Справа от инквизитора стоял отец Готлиба, адмирал Карл Данкль, высокий, представительный, с роскошной бородой, возлежащей поверх парадного мундира. Адмирал неодобрительно глянул на опоздавшего сына и отвернулся. «Император! Император!» – заговорили в толпе. Из высоченных дверей Трибунала вышел невысокий сухощавый человечек в каске и чёрной форме лейб-гвардии уланского полка. Толпа восторженно загудела. Хотя, с точки зрения Готлиба, не было ничего примечательного во властителе половины континента. Кроме, пожалуй, пышных усов основательно тронутых сединой.

– Не посмеют, – пожилой чиновник в мундире министерства путей сообщения разговаривал с кем-то за спиной Готлиба. – Как обычно, выведут осуждённых, прочтут приговор, а потом оп-ля! Помилование и высылка в Норланд, к Прокажённому. Цивилизация-с!

По рядам быстро шагал рослый поджарый мужчина в штатском, с жетоном департамента охраны на лацкане.

– Предъявите билет, – потребовал он у Готлиба.

Офицер хотел вспылить: какого чёрта? Но возмущение улетучилось под взглядом спокойных серых глаз агента. Готлиб послушно достал билет из кармана.
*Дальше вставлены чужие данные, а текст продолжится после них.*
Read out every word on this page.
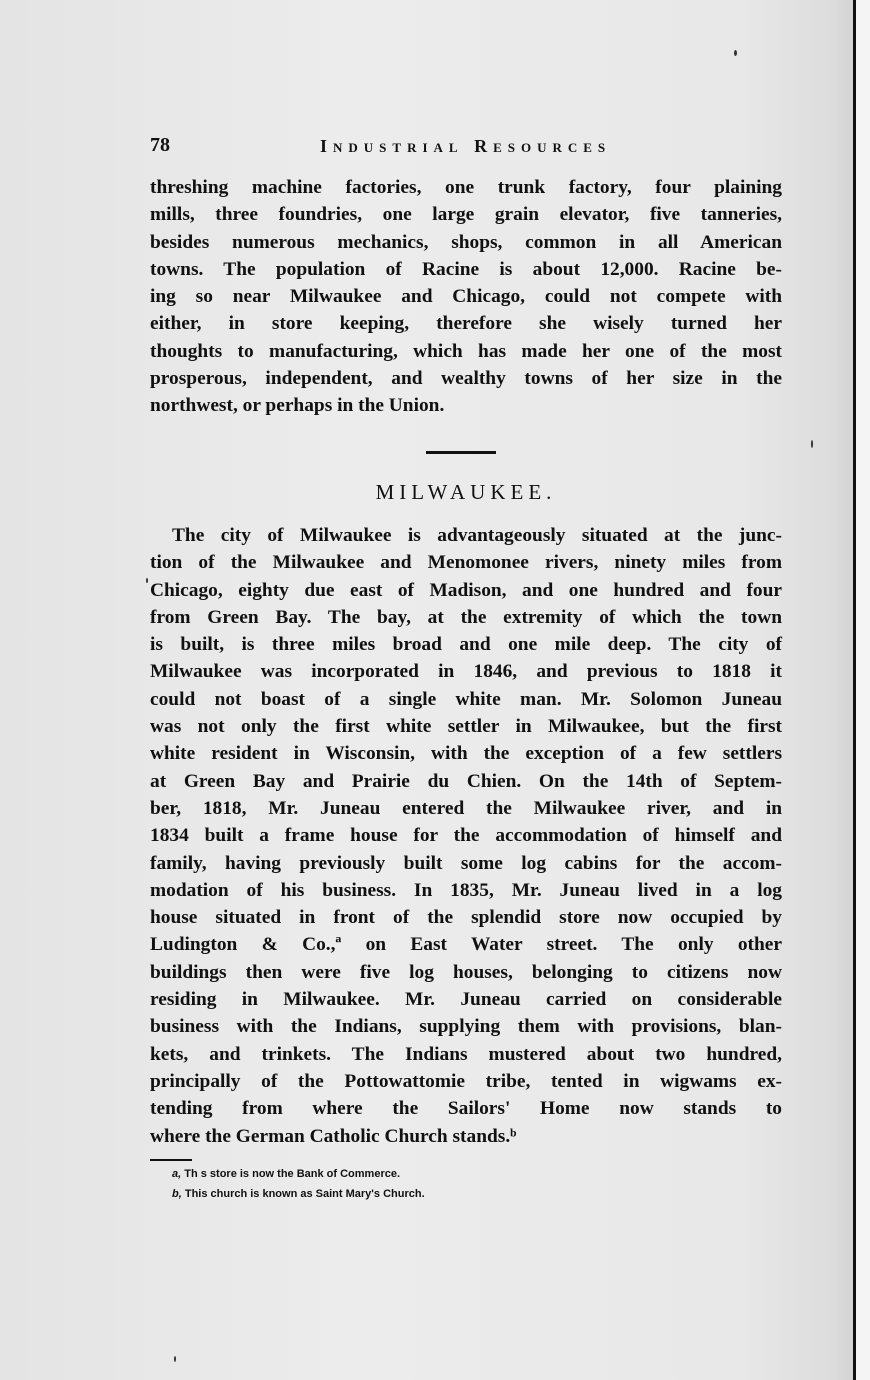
78	Industrial Resources
threshing machine factories, one trunk factory, four plaining
mills, three foundries, one large grain elevator, five tanneries,
besides numerous mechanics, shops, common in all American
towns. The population of Racine is about 12,000. Racine be-
ing so near Milwaukee and Chicago, could not compete with
either, in store keeping, therefore she wisely turned her
thoughts to manufacturing, which has made her one of the most
prosperous, independent, and wealthy towns of her size in the
northwest, or perhaps in the Union.
MILWAUKEE.
The city of Milwaukee is advantageously situated at the junc-
tion of the Milwaukee and Menomonee rivers, ninety miles from
Chicago, eighty due east of Madison, and one hundred and four
from Green Bay. The bay, at the extremity of which the town
is built, is three miles broad and one mile deep. The city of
Milwaukee was incorporated in 1846, and previous to 1818 it
could not boast of a single white man. Mr. Solomon Juneau
was not only the first white settler in Milwaukee, but the first
white resident in Wisconsin, with the exception of a few settlers
at Green Bay and Prairie du Chien. On the 14th of Septem-
ber, 1818, Mr. Juneau entered the Milwaukee river, and in
1834 built a frame house for the accommodation of himself and
family, having previously built some log cabins for the accom-
modation of his business. In 1835, Mr. Juneau lived in a log
house situated in front of the splendid store now occupied by
Ludington & Co.,ª on East Water street. The only other
buildings then were five log houses, belonging to citizens now
residing in Milwaukee. Mr. Juneau carried on considerable
business with the Indians, supplying them with provisions, blan-
kets, and trinkets. The Indians mustered about two hundred,
principally of the Pottowattomie tribe, tented in wigwams ex-
tending from where the Sailors' Home now stands to
where the German Catholic Church stands.ᵇ
a, Th s store is now the Bank of Commerce.
b, This church is known as Saint Mary's Church.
Почему-то агент не обратил на внимание на новую знакомую Готлиба. Не заметил маленькую девчушку за спиной высокого моряка или что-то отвлекло внимание соглядатая. Пока читали приговор, Готлиб исподтишка рассматривал девушку. Русые волосы собраны на затылке в плотный пучок, лицо широкое, с высокими скулами. Это наводило на мысль о родстве с аборигенами Севера, чьи общины ещё сохранялись в долине Ифинга. Опасное родство – аборигены от природы обладали запрещёнными способностями. Надо бы намекнуть девушке на необходимость пройти тест Бахмана – то-то крику будет! Северяне до смерти боятся Трибунала и всего, что с ним связано. Провинциалка на многое пойдёт, чтобы избежать встречи с агентами этого почтенного учреждения. Не зная о коварных планах Готлиба, девушка тихонько напевала:


Среди лесистых гор,

У голубых озёр,

Где в чаще слышен,

нестройный птичий хор…


Это было так странно – услышать крестьянскую песенку у ступеней Трибунала.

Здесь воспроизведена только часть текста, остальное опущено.